Saturday, March 10, 2007

Canadian Stage 2007-2008

It gets leaked to Ouzounian, entirely reasonably, and I agree with his title ("Something for all tastes") - well I cannot disagree, it does have something for my tastes. But how much. To start quoting:

Dykstra will also direct the year's big musical, the popular spoof Little Shop of Horrors, based on Roger Corman's 1960 quickie horror flick.


Ted Dykstra will also be doing some musical called "Fire".

I can pass on both these shows.

The season will also include a revival of Bernard Pomerance's 1979 hit The Elephant Man, about the grotesquely deformed Victorian, John Merrick, who learned to find beauty in the world. Robin Phillips will direct.


What's the point? Can't I get the John Hurt DVD? Is someone going to do something better than that?

Fiona Reid will star in The Clean House, Sarah Ruhl's Pulitzer Prize-nominated play about the complex dynamic between a Brazilian housekeeper and her employers.
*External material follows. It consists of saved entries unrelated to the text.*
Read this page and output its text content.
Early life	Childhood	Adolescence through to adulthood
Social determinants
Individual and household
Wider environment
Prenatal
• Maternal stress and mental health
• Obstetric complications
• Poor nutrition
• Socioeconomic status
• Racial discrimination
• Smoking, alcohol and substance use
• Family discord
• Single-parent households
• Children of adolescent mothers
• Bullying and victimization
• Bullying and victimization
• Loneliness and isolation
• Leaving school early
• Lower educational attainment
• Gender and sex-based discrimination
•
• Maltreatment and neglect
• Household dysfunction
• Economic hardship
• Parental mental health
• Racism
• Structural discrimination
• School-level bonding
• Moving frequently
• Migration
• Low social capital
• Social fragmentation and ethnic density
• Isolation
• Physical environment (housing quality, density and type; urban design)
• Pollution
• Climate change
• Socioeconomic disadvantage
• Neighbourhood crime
Fiona Reid - yes we will buy tickets for that.

Ending the season will be the strangest show of the lot: the stage adaptation of Stephen King's Misery.


Good heavens. I did not like the movie (nor have I liked a single Stephen King movie after "Carrie" and I worry that I liked it.)

Bragg admits the only reason the show is on his schedule is "to play the Nicola Cavendish card," since the popular Canadian actor will be playing the psychotic "No. 1 Fan" whose devotion to an author proves murderous.


Man this depresses me. My readers will know that he played the Nicola Cavendish card this year too, and, while I liked her, the show in question was the one that has triggered all my thinking about subscribing to next year's season.

Martin McDonagh's bleak story of childhood nightmares and totalitarian torture, The Pillowman, will begin the season in a co-production with BirdLand Theatre, with David Ferry directing.


We'll see. Might be good.

Then comes the Canadian premiere of Judith Thompson's three-part exploration of the war in Iraq, The Palace of the End, which has previously been seen at the Edinburgh Festival and in Florence.


Mind not closed but it sounds unlikely to be something we will have time for.

as is Colleen Murphy's The December Man, a chilling look back at the events of Dec. 6, 1989, when Marc Lepine massacred 14 female students in Montreal.


My immediate gut reaction was "No way" but having read some reviews of earlier productions I would say "Maybe".

"I've put together a season I believe in," Bragg says.

Now all he can do is wait and see if the theatregoers of Toronto agree.


I have a LOT of respect for the work Bragg has done over the past few years. By dint of subscribing, we have seen many plays we would not have seen that were utterly wonderful (Caryl Churchill's totally surprising 'A Number' stands out big time). My gut feel today is we will, for the first time in many years, be falling back onto single tickets. Sad in a way - as I commented to my wife today, we would not have gone to see 'Lucy' on a single ticket basis, and I still think it was pretty good. Still just too much bad feeling from the really bad shows in the last two years.

3 Comments:

At 7:39 PM, Blogger rondi adamson said...

I enjoyed Little Shop of Horrors when I saw it. And I liked the movie version of Stephen King's Delores Claiborne.
I think December Man has potential to be putrid...but I could be so wrong on that.

 
At 8:10 PM, Blogger Alan Adamson said...

That might make a case for us getting a joint season's ticket.
I am old enough that what might seem like prejudices are no longer that - it is not as if I have not tried to watch the movie of 'Misery', and poor Bragg exposed that he was making it is his Nicola Cavendish moment. That moment, this year, through no fault of hers, still leaves a bad taste in my mouth.

 
At 9:04 AM, Blogger rondi adamson said...

Actually, I did not like Misery. I thought Delores Claiborne had some depth. Misery was just pointless horror.